Quin balanced the paper-knife carefully on one finger.

"I don't think you quite understand," he said. "She isn't coming home. She still says she is going to marry Mr. Phipps. He will probably get her telegram when he goes to the hotel, and when she doesn't turn up in Chicago he will take the first train down here. That's the way I've figured it out."

"And do you think I am going to sit here, and do nothing while all this is taking place?"

"No; that's what I been driving at all along. I want you and Miss Nell to come to some compromise before he gets here."

"What sort of compromise? Haven't I swallowed my pride and promised to say nothing if she comes back? Does she want me to get down on my knees and apologize?"

"No. That's the trouble. She don't want you to do anything. All she is thinking about is getting married and going to New York."

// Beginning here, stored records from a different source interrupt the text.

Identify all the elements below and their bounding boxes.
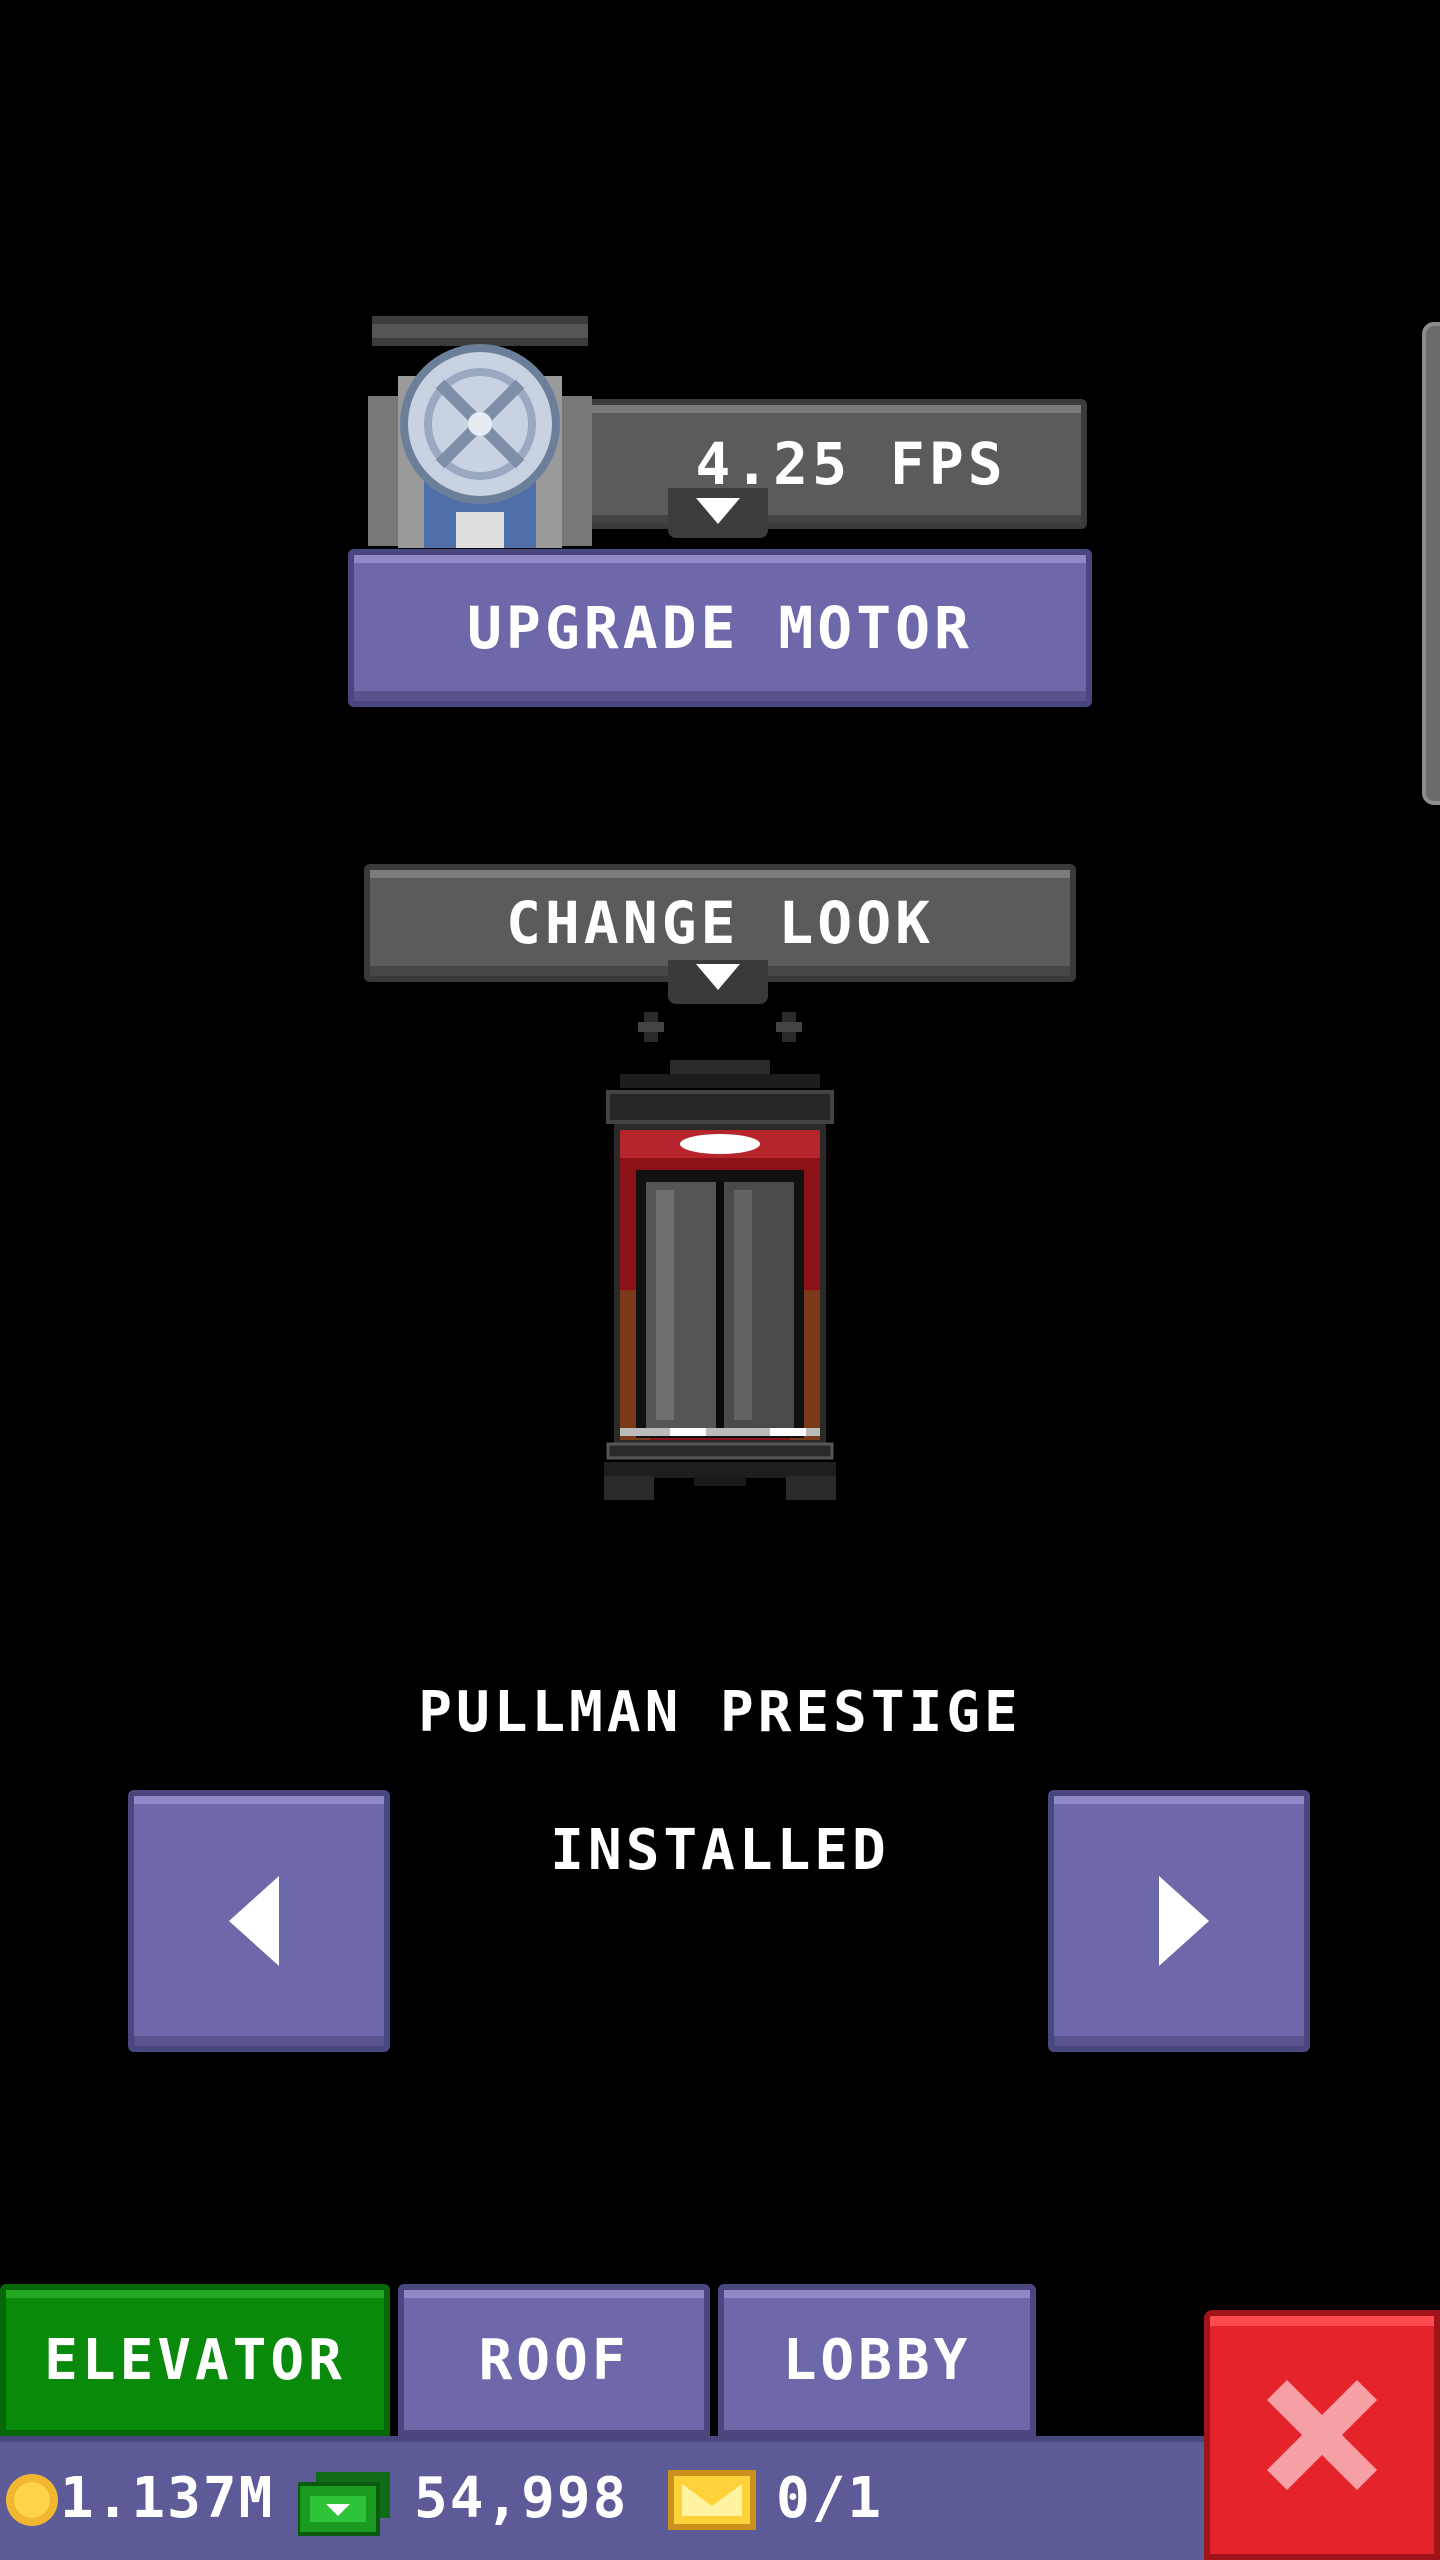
upgrade-motor-button[interactable]: UPGRADE MOTOR — [348, 549, 1092, 707]
tab-roof[interactable]: ROOF — [398, 2284, 710, 2436]
next-style-button[interactable] — [1048, 1790, 1310, 2052]
look-pointer-tab — [668, 960, 768, 1004]
close-button[interactable] — [1204, 2310, 1440, 2560]
coin-icon — [6, 2474, 58, 2526]
speed-pointer-tab — [668, 488, 768, 538]
tab-lobby[interactable]: LOBBY — [718, 2284, 1036, 2436]
caret-down-icon — [696, 964, 740, 990]
side-panel-handle[interactable] — [1422, 322, 1440, 805]
caret-down-icon — [696, 498, 740, 524]
ticket-icon — [668, 2470, 756, 2530]
tab-elevator[interactable]: ELEVATOR — [0, 2284, 390, 2436]
motor-speed-label: 4.25 FPS — [695, 430, 1007, 498]
previous-style-button[interactable] — [128, 1790, 390, 2052]
elevator-preview — [604, 1012, 836, 1500]
arrow-right-icon — [1159, 1876, 1209, 1966]
bux-value: 54,998 — [414, 2465, 629, 2531]
tickets-value: 0/1 — [776, 2465, 884, 2531]
elevator-style-status: INSTALLED — [550, 1818, 890, 1883]
coins-value: 1.137M — [60, 2465, 275, 2531]
arrow-left-icon — [229, 1876, 279, 1966]
motor-icon — [368, 316, 592, 548]
bux-icon — [298, 2472, 390, 2536]
elevator-style-name: PULLMAN PRESTIGE — [418, 1680, 1022, 1745]
close-icon — [1267, 2380, 1377, 2490]
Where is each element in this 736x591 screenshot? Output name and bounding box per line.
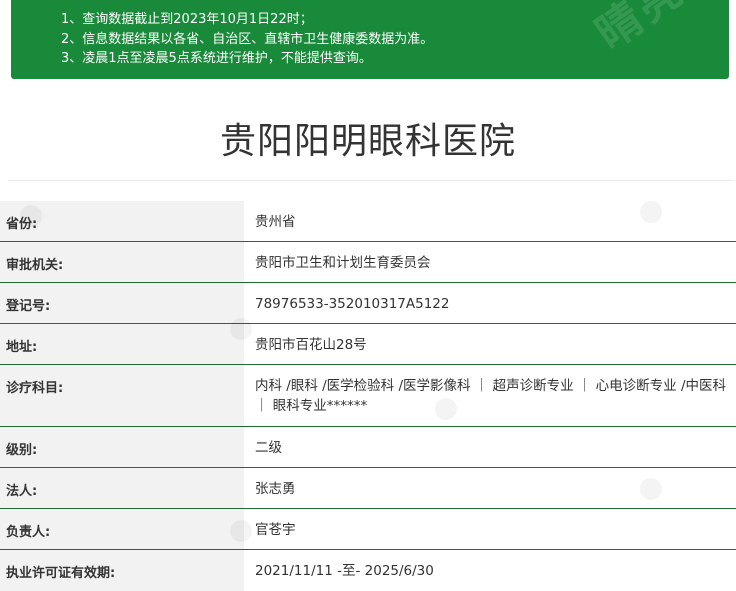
row-province: 省份: 贵州省 [0,201,736,242]
notice-line-1: 1、查询数据截止到2023年10月1日22时； [61,12,313,27]
field-label: 地址: [0,324,244,364]
notice-banner: 1、查询数据截止到2023年10月1日22时； 2、信息数据结果以各省、自治区、… [11,0,729,79]
field-value: 贵阳市百花山28号 [244,324,736,364]
field-value: 贵阳市卫生和计划生育委员会 [244,242,736,282]
field-label: 省份: [0,201,244,241]
field-value: 贵州省 [244,201,736,241]
field-label: 负责人: [0,509,244,549]
title-divider [8,180,734,181]
row-departments: 诊疗科目: 内科 /眼科 /医学检验科 /医学影像科 ｜ 超声诊断专业 ｜ 心电… [0,365,736,427]
field-label: 法人: [0,468,244,508]
field-value: 官苍宇 [244,509,736,549]
row-level: 级别: 二级 [0,427,736,468]
row-license-validity: 执业许可证有效期: 2021/11/11 -至- 2025/6/30 [0,550,736,591]
row-registration-number: 登记号: 78976533-352010317A5122 [0,283,736,324]
row-approval-authority: 审批机关: 贵阳市卫生和计划生育委员会 [0,242,736,283]
field-label: 审批机关: [0,242,244,282]
row-person-in-charge: 负责人: 官苍宇 [0,509,736,550]
field-label: 登记号: [0,283,244,323]
field-label: 级别: [0,427,244,467]
field-value: 78976533-352010317A5122 [244,283,736,323]
row-address: 地址: 贵阳市百花山28号 [0,324,736,365]
field-value: 张志勇 [244,468,736,508]
hospital-name-title: 贵阳阳明眼科医院 [219,121,516,162]
field-label: 执业许可证有效期: [0,550,244,591]
field-value: 二级 [244,427,736,467]
field-value: 2021/11/11 -至- 2025/6/30 [244,550,736,591]
notice-line-3: 3、凌晨1点至凌晨5点系统进行维护，不能提供查询。 [61,51,372,66]
hospital-info-table: 省份: 贵州省 审批机关: 贵阳市卫生和计划生育委员会 登记号: 7897653… [0,201,736,591]
notice-line-2: 2、信息数据结果以各省、自治区、直辖市卫生健康委数据为准。 [61,31,434,47]
field-label: 诊疗科目: [0,365,244,426]
field-value: 内科 /眼科 /医学检验科 /医学影像科 ｜ 超声诊断专业 ｜ 心电诊断专业 /… [244,365,736,426]
row-legal-person: 法人: 张志勇 [0,468,736,509]
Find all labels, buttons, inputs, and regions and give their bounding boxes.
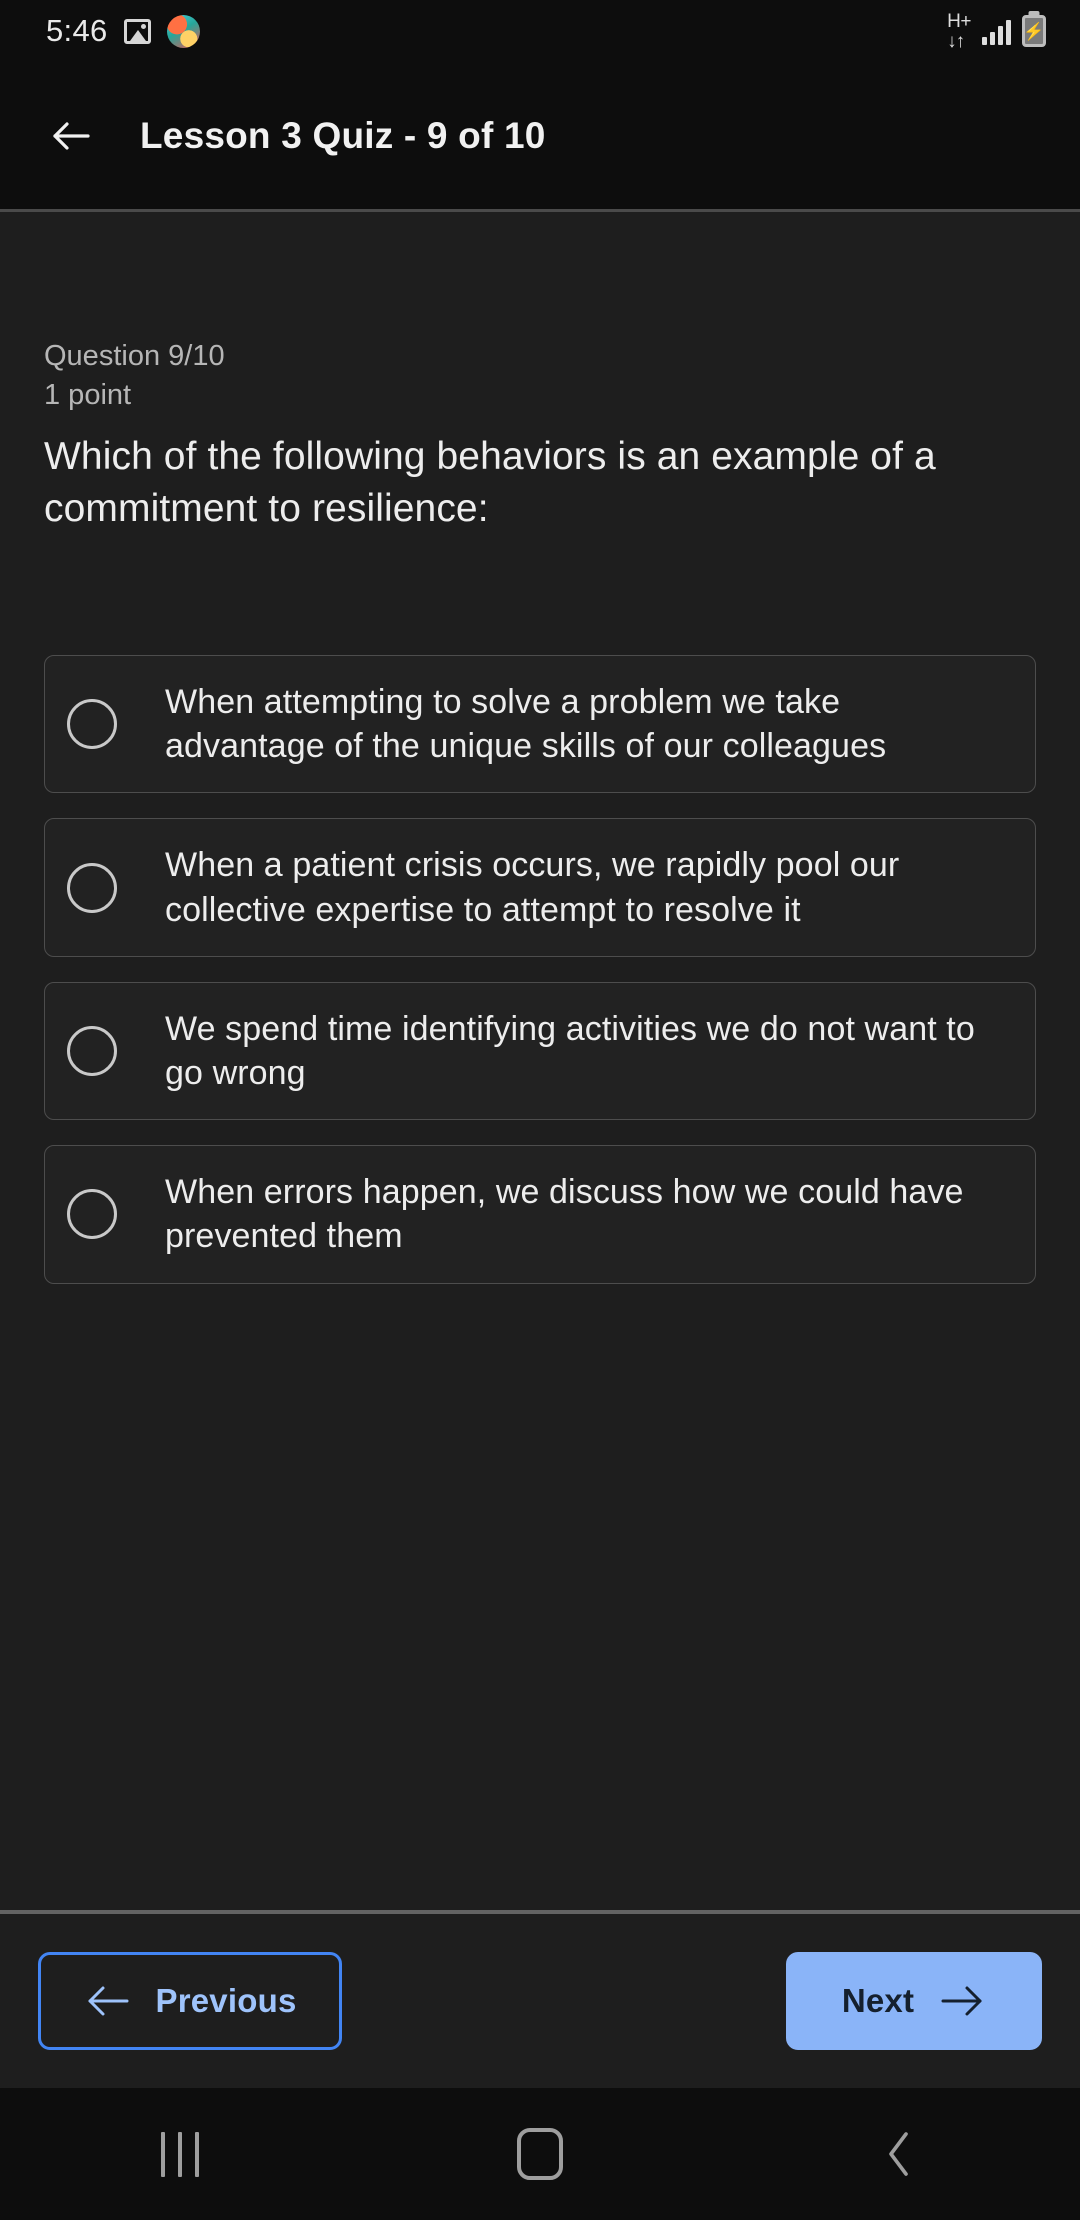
arrow-right-icon <box>941 1986 982 2016</box>
home-button[interactable] <box>470 2109 610 2199</box>
status-bar-clock: 5:46 <box>46 13 108 48</box>
radio-button-2[interactable] <box>67 862 117 913</box>
back-chevron-icon <box>889 2132 908 2176</box>
question-text: Which of the following behaviors is an e… <box>44 435 936 531</box>
status-bar: 5:46 H+ ↓↑ ⚡ <box>0 0 1080 62</box>
answer-option-label: We spend time identifying activities we … <box>165 1009 975 1092</box>
phone-screen: 5:46 H+ ↓↑ ⚡ Lesson 3 Quiz - 9 of 10 Que… <box>0 0 1080 2220</box>
quiz-content: Question 9/10 1 point Which of the follo… <box>0 212 1080 1910</box>
answer-option-2[interactable]: When a patient crisis occurs, we rapidly… <box>44 818 1036 957</box>
previous-button-label: Previous <box>155 1982 297 2019</box>
network-hplus-icon: H+ ↓↑ <box>947 12 971 51</box>
question-counter: Question 9/10 <box>44 340 225 372</box>
signal-bars-icon <box>982 18 1011 45</box>
radio-button-4[interactable] <box>67 1189 117 1240</box>
page-title: Lesson 3 Quiz - 9 of 10 <box>140 114 546 156</box>
radio-button-3[interactable] <box>67 1025 117 1076</box>
network-arrows-label: ↓↑ <box>947 30 965 52</box>
back-button[interactable] <box>830 2109 970 2199</box>
radio-button-1[interactable] <box>67 699 117 750</box>
answer-option-3[interactable]: We spend time identifying activities we … <box>44 981 1036 1121</box>
answer-option-label: When attempting to solve a problem we ta… <box>165 683 887 766</box>
battery-bolt-glyph: ⚡ <box>1023 21 1045 41</box>
network-type-label: H+ <box>947 10 971 32</box>
previous-button[interactable]: Previous <box>38 1952 342 2050</box>
android-navigation-bar <box>0 2088 1080 2220</box>
next-button-label: Next <box>841 1982 915 2019</box>
gallery-icon <box>123 18 151 44</box>
app-header: Lesson 3 Quiz - 9 of 10 <box>0 62 1080 212</box>
question-points: 1 point <box>44 379 132 412</box>
app-avatar-icon <box>166 14 200 48</box>
status-bar-right: H+ ↓↑ ⚡ <box>947 12 1046 51</box>
answer-option-label: When errors happen, we discuss how we co… <box>165 1173 964 1256</box>
home-icon <box>517 2128 563 2180</box>
next-button[interactable]: Next <box>786 1952 1042 2050</box>
answer-options-list: When attempting to solve a problem we ta… <box>44 655 1036 1284</box>
recents-icon <box>161 2131 199 2177</box>
question-meta-block: Question 9/10 1 point Which of the follo… <box>44 212 1036 535</box>
status-bar-left: 5:46 <box>46 13 200 49</box>
arrow-left-icon[interactable] <box>40 105 102 167</box>
answer-option-4[interactable]: When errors happen, we discuss how we co… <box>44 1145 1036 1284</box>
answer-option-label: When a patient crisis occurs, we rapidly… <box>165 846 900 929</box>
answer-option-1[interactable]: When attempting to solve a problem we ta… <box>44 655 1036 794</box>
arrow-left-icon <box>88 1986 128 2016</box>
battery-charging-icon: ⚡ <box>1022 15 1046 47</box>
recents-button[interactable] <box>110 2109 250 2199</box>
quiz-navigation-footer: Previous Next <box>0 1910 1080 2088</box>
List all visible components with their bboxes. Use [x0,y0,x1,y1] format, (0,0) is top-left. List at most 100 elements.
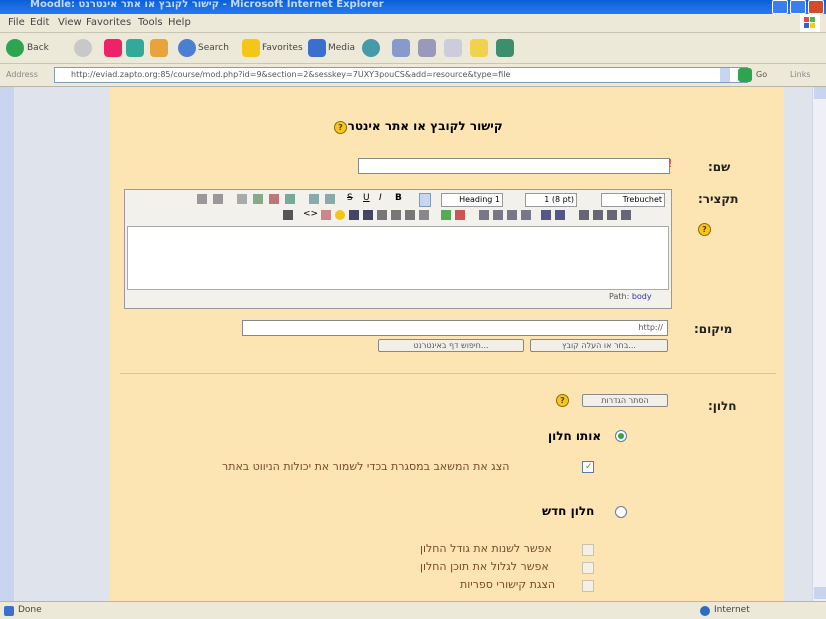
align-left-icon[interactable] [593,210,603,220]
summary-textarea[interactable] [127,226,669,290]
size-select[interactable]: 1 (8 pt) [525,193,577,207]
media-label[interactable]: Media [328,43,355,53]
location-label: מיקום: [694,322,733,336]
links-label[interactable]: Links [790,70,811,79]
search-icon[interactable] [178,39,196,57]
resource-form-panel: קישור לקובץ או אתר אינטרנט ? שם: ! תקציר… [110,87,784,601]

"She can go to New York without that! That contemptible man! I knew all summer he was filling her head with romantic notions, but I never dreamed of this. Why, she's nothing but a child! She doesn't know what love is——" Then her voice broke in sudden panic. "We must stop it at any cost. Go—go promise her anything. Tell her I'll send her to New York, to Europe, anywhere to get her out of that wretch's clutches. My poor child! My poor baby!"

Her grief was no less violent than her anger had been, and her tearless sobs almost shook her worn old frame to pieces.

Quin knew just how she felt. It had been like that with him last night when he heard the news. With one stride he was beside her and had gathered her into his arms.

"There, there!" he said tenderly. "It's going to be all right. We are going to find a way out."

This unexpected caress, probably the first one Madam had received in many years, reduced her to a state of unprecedented humility. She transferred her resentment from Eleanor to Harold Phipps, and announced herself ready to follow whatever course Quin suggested.

"I'd offer her just this and nothing more," he advised: "The fare to New York, tuition at the dramatic school, and ten dollars a week."

"She can't live on that."

"Yes, she can. Rose Martel does."

Madam became truculent at once.

"Don't quote that girl to me. Eleanor's been used to very different surroundings."

"That's the point. Let her have what she hasn't been used to. You have tried giving her a bunch of your money and telling her how to spend it. Try giving her a little of her own and letting her do as she likes with it."